For Dick, as he liked to be called by his friends, writing music was the primary way he communed with God. In times of stress, he took refuge at the piano. "Quite often I will play around with a song idea in my mind. All of a sudden it will gel. A few of my songs have been given to me by the Lord. It took only six minutes to think up the words of 'Fill my Cup, Lord.' I was finished with the music in another 20 minutes. There have been a few moments in my life when things have come from God. There is no other way to explain them," he was quoted in a Miami Herald   interview by Dick Evans, the Herald Religion Editor. The Macon Telegraph writer Erline Cole wrote, "He explained that most of his music is 'by ear' in terms of writing rather than placing on paper in compositional form. 'Most all come by some particular thought or from reading scripture. The melody is never written first.'" Some of his songs were started in the 50's and put on the "back burner" for years until new inspiration came. "One of the Twelve" is such a song. He started it in 1957 and stored it away in his head until 1988, when he re-sang it, changing the melody as he sang, and it had a new life.

Many different factors shaped Dick's ministry: being born to Missionary parents in China, growing up as a "preacher's kid" in poor churches in Indiana where his parents ministered during the depression, serious health problems resulting in removal of two lobes of his lungs, moving to the South during World War II while his dad was an Army Chaplain, the call to preach during his years at Mercer University in Macon, and incidentally, where he met his future wife, Anne, a student at Wesleyan College.

His interest in music came from his mother, an accomplished pianist, from the school band where he learned to play the trombone, from a friend who taught him chords so he could play anything by ear, and from the popular music of the Big Band era. Blessed with a beautiful tenor voice, by the time Anne met him, he was already writing religious songs which spoke of his faith.

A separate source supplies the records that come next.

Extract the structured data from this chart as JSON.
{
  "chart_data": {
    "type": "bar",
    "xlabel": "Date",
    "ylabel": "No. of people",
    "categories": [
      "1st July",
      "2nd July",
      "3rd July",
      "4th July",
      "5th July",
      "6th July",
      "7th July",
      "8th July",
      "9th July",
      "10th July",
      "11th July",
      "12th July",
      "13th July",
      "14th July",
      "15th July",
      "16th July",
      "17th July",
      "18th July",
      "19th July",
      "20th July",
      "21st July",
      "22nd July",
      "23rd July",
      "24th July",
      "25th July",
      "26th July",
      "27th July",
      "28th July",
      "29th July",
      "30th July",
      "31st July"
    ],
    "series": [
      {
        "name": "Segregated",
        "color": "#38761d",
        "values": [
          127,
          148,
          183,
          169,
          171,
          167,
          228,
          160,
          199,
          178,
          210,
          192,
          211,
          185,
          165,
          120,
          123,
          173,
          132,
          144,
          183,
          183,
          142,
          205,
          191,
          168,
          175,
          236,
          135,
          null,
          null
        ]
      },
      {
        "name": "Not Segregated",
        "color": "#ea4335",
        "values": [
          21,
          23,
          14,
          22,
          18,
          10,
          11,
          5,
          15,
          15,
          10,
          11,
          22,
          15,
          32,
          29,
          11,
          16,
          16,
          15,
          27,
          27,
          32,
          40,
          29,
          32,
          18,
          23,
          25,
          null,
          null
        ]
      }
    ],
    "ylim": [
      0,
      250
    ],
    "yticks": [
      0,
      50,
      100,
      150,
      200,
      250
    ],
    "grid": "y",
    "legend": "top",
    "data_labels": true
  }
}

Dick's career in the ministry was largely shaped by two appointments: first to a four-point rural circuit while he was in Candler Seminary at Emory University, and second, as Assistant Pastor to the later Bishop John Branscomb at 4000-member First Methodist Church in Orlando. What wonderful ways to learn what being a Methodist preacher is all about! He served nine churches in the Florida Conference, all of which were in major cities. Early on he developed strong emphasis in his ministry: enthusiastic and inspiring preaching, the use of his musical talents in his services, a great sense of humor, visitation in the homes of all his members and encouraging sound financial practices, always including missions and apportionments. HIs churches all flourished.

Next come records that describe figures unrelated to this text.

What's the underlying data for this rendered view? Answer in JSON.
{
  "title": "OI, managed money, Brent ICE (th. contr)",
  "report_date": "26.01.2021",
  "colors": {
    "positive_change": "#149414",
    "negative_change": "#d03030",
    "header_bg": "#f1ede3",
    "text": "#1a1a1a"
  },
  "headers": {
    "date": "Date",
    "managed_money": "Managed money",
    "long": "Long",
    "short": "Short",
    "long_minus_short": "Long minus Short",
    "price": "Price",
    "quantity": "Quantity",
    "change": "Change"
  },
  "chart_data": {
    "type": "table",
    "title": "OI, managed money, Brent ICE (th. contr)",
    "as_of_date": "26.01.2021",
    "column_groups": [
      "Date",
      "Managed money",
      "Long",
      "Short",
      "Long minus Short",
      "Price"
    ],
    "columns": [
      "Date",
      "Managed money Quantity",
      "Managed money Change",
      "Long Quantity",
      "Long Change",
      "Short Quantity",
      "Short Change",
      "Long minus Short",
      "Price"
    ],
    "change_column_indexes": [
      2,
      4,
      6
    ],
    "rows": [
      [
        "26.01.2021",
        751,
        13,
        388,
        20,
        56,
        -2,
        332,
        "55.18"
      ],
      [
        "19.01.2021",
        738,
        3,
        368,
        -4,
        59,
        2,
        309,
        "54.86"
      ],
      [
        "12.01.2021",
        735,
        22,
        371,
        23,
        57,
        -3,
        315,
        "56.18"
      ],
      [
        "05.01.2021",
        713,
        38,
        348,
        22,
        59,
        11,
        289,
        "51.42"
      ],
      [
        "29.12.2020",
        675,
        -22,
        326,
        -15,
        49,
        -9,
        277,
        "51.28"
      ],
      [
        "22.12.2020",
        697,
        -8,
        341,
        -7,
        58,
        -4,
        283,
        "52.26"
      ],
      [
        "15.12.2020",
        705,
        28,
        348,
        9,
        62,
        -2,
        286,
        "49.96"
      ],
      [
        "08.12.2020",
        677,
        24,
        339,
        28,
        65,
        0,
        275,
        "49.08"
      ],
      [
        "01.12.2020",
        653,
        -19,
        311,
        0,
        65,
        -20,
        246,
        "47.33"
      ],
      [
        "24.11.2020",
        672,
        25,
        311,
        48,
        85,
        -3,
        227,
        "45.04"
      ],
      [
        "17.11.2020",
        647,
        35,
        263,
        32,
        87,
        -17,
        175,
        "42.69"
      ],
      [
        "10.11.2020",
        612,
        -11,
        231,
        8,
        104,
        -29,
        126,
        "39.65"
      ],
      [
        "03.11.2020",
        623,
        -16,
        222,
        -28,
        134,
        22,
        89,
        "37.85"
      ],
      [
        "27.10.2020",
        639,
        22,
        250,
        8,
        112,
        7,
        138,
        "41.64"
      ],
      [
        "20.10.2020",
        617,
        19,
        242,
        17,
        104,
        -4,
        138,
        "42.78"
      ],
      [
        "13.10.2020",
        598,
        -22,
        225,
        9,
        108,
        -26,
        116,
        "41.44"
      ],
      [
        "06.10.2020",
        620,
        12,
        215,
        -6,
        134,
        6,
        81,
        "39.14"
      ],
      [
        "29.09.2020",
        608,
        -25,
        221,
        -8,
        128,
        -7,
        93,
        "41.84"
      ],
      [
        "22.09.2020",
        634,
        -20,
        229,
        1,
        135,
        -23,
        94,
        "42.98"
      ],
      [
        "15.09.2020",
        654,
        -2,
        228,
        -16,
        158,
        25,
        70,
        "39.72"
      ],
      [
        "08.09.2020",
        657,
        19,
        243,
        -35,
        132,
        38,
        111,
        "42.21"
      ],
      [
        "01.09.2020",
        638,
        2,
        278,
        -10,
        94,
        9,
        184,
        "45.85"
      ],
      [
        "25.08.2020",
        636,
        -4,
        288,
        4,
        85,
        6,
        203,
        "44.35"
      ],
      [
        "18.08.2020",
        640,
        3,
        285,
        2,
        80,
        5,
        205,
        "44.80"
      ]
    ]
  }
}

The tragic accident in which Richard and Anne's son, Rick, became a quadriplegic at age 17, had a permanent effect on Dick's life. As he grew older, hospital visitation became more important to him because of Rick's injury as well as his own health.

In 2000, Richard and Anne moved to North Carolina to be near their daughters Emily and Carol because Dick's health was so bad that Anne needed help. The death of Rick in 1996 and the subsequent fatal illness of Emily made his last years sad. But he found a new ministry over the telephone, making hundreds of calls from his bed to members of his former churches in their times of joy and sadness.